Heat flamed in my cheeks, and stupid, angry tears pricked at the backs of my eyes. Goddamn it! What the fuck had I been thinking? I knew I didn’t have the strength in that arm to ride anymore. Even after a year of physical therapy, I’d been told time and time again that it was just never going to be the same.
I’d nodded and accepted my medical team’s diagnosis.
But somewhere deep inside me, I’d held out hope.
A hope I’d just killed by trying to be the same girl I used to be.
She was dead. And she needed to find new dreams. A new life. In a new town, far away from this place and the memories of who she used to be.
I found my phone on one of the seats and brought up my text messages to Austin, stabbing at the screen with jerky, angry motions that belied the message I typed out.
Good luck with your interview, babe. I hope you get it.
3
DOMINIC
Planes were not made for anyone taller than about five foot six. That was the realization I came to as I tried to fit my six-foot, four-inch body into a seat that was obviously made for the vertically challenged. My knees pressed into the back of the seat in front of me, and I twisted awkwardly, trying to get comfortable.
I now understood why my father had always insisted on making the painfully slow road trip from Wyoming to Georgia instead of flying. Over twenty hours on the road was less torture than turning myself into a human pretzel in an attempt to avoid banging my elbows on the tray.
A woman sat beside me
and watched me struggle for a moment. She was short, probably only about five foot, with a tiny sleeping baby strapped to her chest. “If it helps, you can take up some of my legroom.”
“Oh no,” I assured her automatically. “I’ll be fine.”
She smiled. “I know it sounds like I’m just offering to be polite, but truthfully, I’m trying to butter you up.” She pointed at the little one tucked against her. “Karli is probably going to wake up and scream this plane down at some point in the next three hours. If I’ve built some goodwill with you, maybe you won’t be so annoyed when that inevitably happens.”
I peered at the baby’s tiny smushy face. The kid couldn’t be more than a couple of weeks old, and was so peaceful, her dark eyelashes fanning out across her pale cheeks. “I can’t imagine anything that angelic-looking making any sort of disturbance.”
The woman grimaced. “Well, now you’ve done it. You’ve put it out there in the universe, and I guarantee she’s going to try to prove you wrong.

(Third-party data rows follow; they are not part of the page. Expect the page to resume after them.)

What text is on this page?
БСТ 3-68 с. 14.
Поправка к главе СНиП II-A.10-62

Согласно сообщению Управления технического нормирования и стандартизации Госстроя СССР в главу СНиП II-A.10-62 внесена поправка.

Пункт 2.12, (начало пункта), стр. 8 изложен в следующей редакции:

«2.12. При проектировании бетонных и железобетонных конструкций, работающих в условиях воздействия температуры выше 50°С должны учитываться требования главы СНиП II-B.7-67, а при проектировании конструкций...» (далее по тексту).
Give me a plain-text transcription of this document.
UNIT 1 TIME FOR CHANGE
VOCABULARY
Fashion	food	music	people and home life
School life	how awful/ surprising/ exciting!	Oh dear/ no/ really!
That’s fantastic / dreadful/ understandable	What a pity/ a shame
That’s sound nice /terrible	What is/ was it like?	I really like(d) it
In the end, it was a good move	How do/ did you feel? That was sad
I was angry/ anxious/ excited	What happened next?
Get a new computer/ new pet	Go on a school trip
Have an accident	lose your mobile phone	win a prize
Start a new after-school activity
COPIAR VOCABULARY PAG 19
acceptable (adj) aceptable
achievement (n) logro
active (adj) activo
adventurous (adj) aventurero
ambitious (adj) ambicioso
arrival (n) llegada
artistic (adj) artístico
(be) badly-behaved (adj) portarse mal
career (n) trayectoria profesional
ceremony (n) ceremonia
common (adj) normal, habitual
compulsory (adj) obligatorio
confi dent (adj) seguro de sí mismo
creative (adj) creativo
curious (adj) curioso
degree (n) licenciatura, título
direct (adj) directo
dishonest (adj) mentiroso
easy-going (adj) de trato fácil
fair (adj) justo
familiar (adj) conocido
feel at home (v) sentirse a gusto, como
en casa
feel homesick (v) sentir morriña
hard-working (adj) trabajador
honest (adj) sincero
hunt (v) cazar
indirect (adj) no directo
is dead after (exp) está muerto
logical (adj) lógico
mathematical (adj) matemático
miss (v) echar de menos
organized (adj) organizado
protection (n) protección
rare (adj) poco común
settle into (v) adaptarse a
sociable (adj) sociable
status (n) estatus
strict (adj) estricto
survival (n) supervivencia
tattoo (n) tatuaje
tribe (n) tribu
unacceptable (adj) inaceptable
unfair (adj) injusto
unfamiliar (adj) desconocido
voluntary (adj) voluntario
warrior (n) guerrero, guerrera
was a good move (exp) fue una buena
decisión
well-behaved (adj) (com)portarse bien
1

So please, take some legroom, and remember that it was you who uttered the incantation to rain hell down on us.” But she said it with a smile and smoothed back her daughter’s wispy blonde hair in a touch that reeked of love and devotion. “I’ve just adopted her, so we’re still kind of feeling our way around each other. I’m hoping that once I get her home and settled, we’ll have time to build a bond.”
A pang echoed through my chest. Just days ago, a comment like that wouldn’t have bothered me at all. I probably would have launched into the tale of how I was adopted, too, and how great a life I had.
But now, any talk of adoption had my palms sweating. I smiled stiffly at the woman and turned to look out the window, even though all there was to see was tarmac and luggage handlers throwing suitcases into the belly of a plane on the opposite runway.
Guilt ricocheted around my body when I remembered my mom’s face as I told them I was leaving. I couldn’t explain the real reason why I’d taken a job so similar to the one they were offering me on their ranch, but across the other side of the country. I’d made up some bullshit excuse about needing to make my own path and do some traveling before I settled down.